Hello everyone! We are developing a new AppFoundry integration that utilizes the AudioHook API for real-time sentiment analysis. While the raw audio stream is performing as expected, we are observing significant latency in the metadata events that provide the speaker identification and barge-in signals. This delay is causing our sentiment engine to associate the audio with the wrong participant during rapid exchanges. Is there a way to synchronize the metadata stream more tightly with the RTP packets, or should we be calculating the offsets manually within our websocket server?
Hey. Welcome to the AudioHook struggle. I have helped a few partners with this.
The metadata events are sent as part of the binary websocket stream, but they are not perfectly frame-aligned with the audio payloads. You definitely have to use the timestamp field in the metadata and correlate it with the sequence of the audio frames on your side.
It is the only way to get sub-100ms accuracy.
I am just getting started with Agent Assist but this sounds like a serious problem for any real-time AI. If the speaker identification is wrong, the suggestions will be useless. the previous poster, are you seeing this more on BYOC Cloud or is it also happening on Premise Edges?
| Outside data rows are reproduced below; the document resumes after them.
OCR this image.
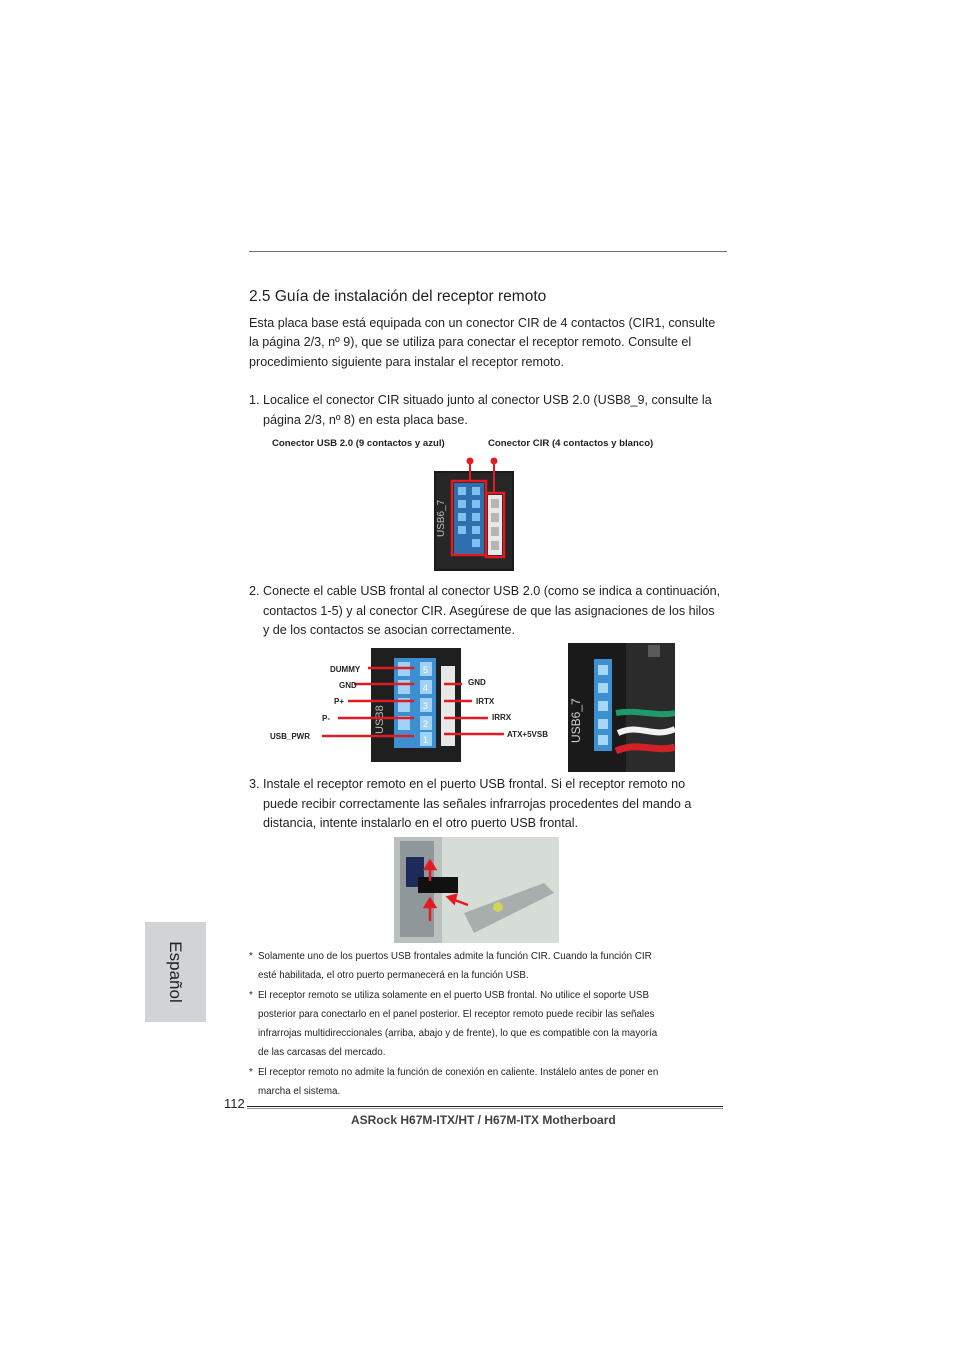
2.5 Guía de instalación del receptor remoto
Esta placa base está equipada con un conector CIR de 4 contactos (CIR1, consulte
la página 2/3, nº 9), que se utiliza para conectar el receptor remoto. Consulte el
procedimiento siguiente para instalar el receptor remoto.
1. Localice el conector CIR situado junto al conector USB 2.0 (USB8_9, consulte la
página 2/3, nº 8) en esta placa base.
Conector USB 2.0 (9 contactos y azul)	Conector CIR (4 contactos y blanco)
USB6_7
2. Conecte el cable USB frontal al conector USB 2.0 (como se indica a continuación,
contactos 1-5) y al conector CIR. Asegúrese de que las asignaciones de los hilos
y de los contactos se asocian correctamente.
USB8
5
4
3
2
1
DUMMY
GND
P+
P-
USB_PWR
GND
IRTX
IRRX
ATX+5VSB USB6_7
3. Instale el receptor remoto en el puerto USB frontal. Si el receptor remoto no
puede recibir correctamente las señales infrarrojas procedentes del mando a
distancia, intente instalarlo en el otro puerto USB frontal.
* Solamente uno de los puertos USB frontales admite la función CIR. Cuando la función CIR
esté habilitada, el otro puerto permanecerá en la función USB.
* El receptor remoto se utiliza solamente en el puerto USB frontal. No utilice el soporte USB
posterior para conectarlo en el panel posterior. El receptor remoto puede recibir las señales
infrarrojas multidireccionales (arriba, abajo y de frente), lo que es compatible con la mayoría
de las carcasas del mercado.
* El receptor remoto no admite la función de conexión en caliente. Instálelo antes de poner en
marcha el sistema.
Español
112
ASRock H67M-ITX/HT / H67M-ITX Motherboard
I wonder if the network jitter is affecting the websocket more than the standard RTP.
I have been testing this with the Python SDK and the results are consistent. The platform prioritizes the audio delivery to ensure there is no clipping, which sometimes means the metadata frames are slightly buffered. If you are doing speaker separation, you must implement your own jitter buffer for the metadata on your server.
Do not rely on the platform to deliver them in perfect sync with the audio.